Ils me dévisageaient, inquiets : à quoi faisais-je allusion ? Oui, sans doute, n’avais-je rien de précis à rapporter, ou je préférais me taire, mais je savais que les ogres tournent autour de tous les garçons de quinze ans : ils ne s’approchent que s’ils sentent une connivence.

— C’est à faire frémir, dit maman. Pourquoi le mal ? ajouta-t-elle rêveusement, sans savoir qu’elle posait la seule question capable de faire défaillir la foi.

J’essaie de me rappeler ce qu’ils imaginèrent pour mettre Simon à l’abri de cette goule. Le curé, sous prétexte de chasse, le fit inviter par un de ses confrères en Charente, qui le garda auprès de lui jusqu’à la rentrée. Simon, cette année-là, regagna le séminaire sans repasser par Maltaverne.
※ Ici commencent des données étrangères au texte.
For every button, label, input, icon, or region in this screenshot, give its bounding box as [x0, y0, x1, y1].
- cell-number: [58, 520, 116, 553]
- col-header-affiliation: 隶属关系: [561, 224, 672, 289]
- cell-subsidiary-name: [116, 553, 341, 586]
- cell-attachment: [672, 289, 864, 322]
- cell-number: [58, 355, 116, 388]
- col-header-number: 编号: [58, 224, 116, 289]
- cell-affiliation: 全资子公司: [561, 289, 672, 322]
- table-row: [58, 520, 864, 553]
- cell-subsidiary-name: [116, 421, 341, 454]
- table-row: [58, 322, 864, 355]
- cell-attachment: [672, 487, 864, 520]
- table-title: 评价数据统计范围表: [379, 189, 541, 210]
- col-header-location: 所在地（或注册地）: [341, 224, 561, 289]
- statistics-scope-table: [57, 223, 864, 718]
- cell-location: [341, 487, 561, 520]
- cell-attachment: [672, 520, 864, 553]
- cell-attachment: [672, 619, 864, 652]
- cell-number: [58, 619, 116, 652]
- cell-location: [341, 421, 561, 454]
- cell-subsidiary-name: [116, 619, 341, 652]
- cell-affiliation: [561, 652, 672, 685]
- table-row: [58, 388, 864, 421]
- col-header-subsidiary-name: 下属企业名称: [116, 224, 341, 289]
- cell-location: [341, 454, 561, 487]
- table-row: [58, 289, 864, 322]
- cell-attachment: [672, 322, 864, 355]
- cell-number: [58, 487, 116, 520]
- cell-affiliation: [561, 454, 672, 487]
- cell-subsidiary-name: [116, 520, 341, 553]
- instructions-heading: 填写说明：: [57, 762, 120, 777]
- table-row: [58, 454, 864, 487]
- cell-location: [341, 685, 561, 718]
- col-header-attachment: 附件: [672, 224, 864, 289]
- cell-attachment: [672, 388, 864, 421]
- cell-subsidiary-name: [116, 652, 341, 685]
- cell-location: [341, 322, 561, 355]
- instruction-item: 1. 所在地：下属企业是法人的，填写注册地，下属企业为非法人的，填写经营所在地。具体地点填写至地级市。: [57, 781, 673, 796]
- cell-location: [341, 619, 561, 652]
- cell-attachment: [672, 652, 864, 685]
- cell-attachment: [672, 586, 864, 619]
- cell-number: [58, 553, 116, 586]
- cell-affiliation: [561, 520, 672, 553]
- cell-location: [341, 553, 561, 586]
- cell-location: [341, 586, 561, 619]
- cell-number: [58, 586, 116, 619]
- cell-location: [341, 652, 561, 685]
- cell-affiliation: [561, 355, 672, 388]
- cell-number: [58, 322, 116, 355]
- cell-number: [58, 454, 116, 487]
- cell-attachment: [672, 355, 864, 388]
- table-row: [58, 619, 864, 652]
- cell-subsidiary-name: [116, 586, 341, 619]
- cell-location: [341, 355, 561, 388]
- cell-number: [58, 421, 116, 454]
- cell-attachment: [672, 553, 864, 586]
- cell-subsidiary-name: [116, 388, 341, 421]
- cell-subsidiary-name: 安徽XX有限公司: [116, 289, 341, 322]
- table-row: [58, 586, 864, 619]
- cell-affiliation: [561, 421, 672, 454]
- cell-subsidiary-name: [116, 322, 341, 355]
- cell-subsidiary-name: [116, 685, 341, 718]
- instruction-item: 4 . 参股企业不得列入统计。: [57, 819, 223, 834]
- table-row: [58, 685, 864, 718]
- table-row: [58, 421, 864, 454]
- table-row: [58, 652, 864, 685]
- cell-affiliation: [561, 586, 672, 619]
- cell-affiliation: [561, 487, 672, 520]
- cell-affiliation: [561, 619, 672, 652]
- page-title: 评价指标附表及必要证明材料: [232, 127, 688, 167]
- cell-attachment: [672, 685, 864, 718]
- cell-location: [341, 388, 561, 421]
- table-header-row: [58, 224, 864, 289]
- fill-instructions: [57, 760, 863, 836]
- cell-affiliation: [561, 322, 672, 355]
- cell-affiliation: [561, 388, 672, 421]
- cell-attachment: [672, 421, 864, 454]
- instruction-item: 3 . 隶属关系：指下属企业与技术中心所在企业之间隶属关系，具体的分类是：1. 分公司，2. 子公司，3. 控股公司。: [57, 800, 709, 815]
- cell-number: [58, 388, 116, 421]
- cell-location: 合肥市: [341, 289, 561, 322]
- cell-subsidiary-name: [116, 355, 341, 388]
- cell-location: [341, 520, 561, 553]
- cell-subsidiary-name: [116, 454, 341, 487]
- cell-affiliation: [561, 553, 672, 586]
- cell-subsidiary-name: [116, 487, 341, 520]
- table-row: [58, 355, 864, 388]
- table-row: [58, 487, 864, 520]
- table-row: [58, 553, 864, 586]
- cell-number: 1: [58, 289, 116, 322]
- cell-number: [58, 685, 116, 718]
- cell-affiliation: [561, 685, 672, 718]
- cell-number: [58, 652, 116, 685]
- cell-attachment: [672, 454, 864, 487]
Quant à moi… Oserai-je me raconter à moi-même le tour que je jouai à M. le Doyen ? Oui, il le faut, pour y voir clair dans ce que je suis réellement. Le 7 septembre, la veille de la Nativité de la Vierge, maman sans même se donner le temps de tourner autour du pot, me dit que M. le Doyen m’attendrait dès 3 heures pour me confesser : « Comme ça tu passeras avant toutes ces dames ». Elle trouvait normale cette intrusion dans la vie religieuse d’un garçon de quatorze ans. J’étais un enfant dont elle se croyait responsable devant Dieu. Agacé, irrité, mais non furieux comme je le serais aujourd’hui, je comprenais cette scrupuleuse qui m’a légué sa maladie du scrupule dont à dix-sept ans je ne me sens pas encore guéri. Elle devait remâcher ce que j’avais osé dire sur les ogres : c’était au tribunal de la pénitence que je viderais mon sac. Non bien entendu qu’il pût être question pour elle de violer le secret de la confession : maman ne souhaitait pas « savoir ». Il lui suffisait d’être tranquillisée par une « reprise en main » de son petit garçon qui approchait de l’âge redoutable. Je me débattis : Notre-Dame de septembre n’était plus une fête d’obligation depuis le Concordat.

— Dans notre famille, dit maman, c’est resté une fête d’obligation. Nous n’y avons jamais manqué. Nos métayers ne lient pas les bœufs ce jour-là. D’ailleurs M. le Doyen t’attend. Il n’y a pas à revenir là-dessus.

— Mais tu n’obliges pas Laurent…

— Il a dix-huit ans. Toi, tu es un enfant dont j’ai la charge. Le démon me souffla :

— Si je fais une mauvaise confession, je ferai une mauvaise communion. Ces deux sacrilèges seront sur toi.

Elle pâlit, ou plutôt ses joues devinrent couleur de cendre. Je me jetai à son cou : « Mais non, c’était pour rire, je me confesserai et je communierai… » Elle me serra contre elle.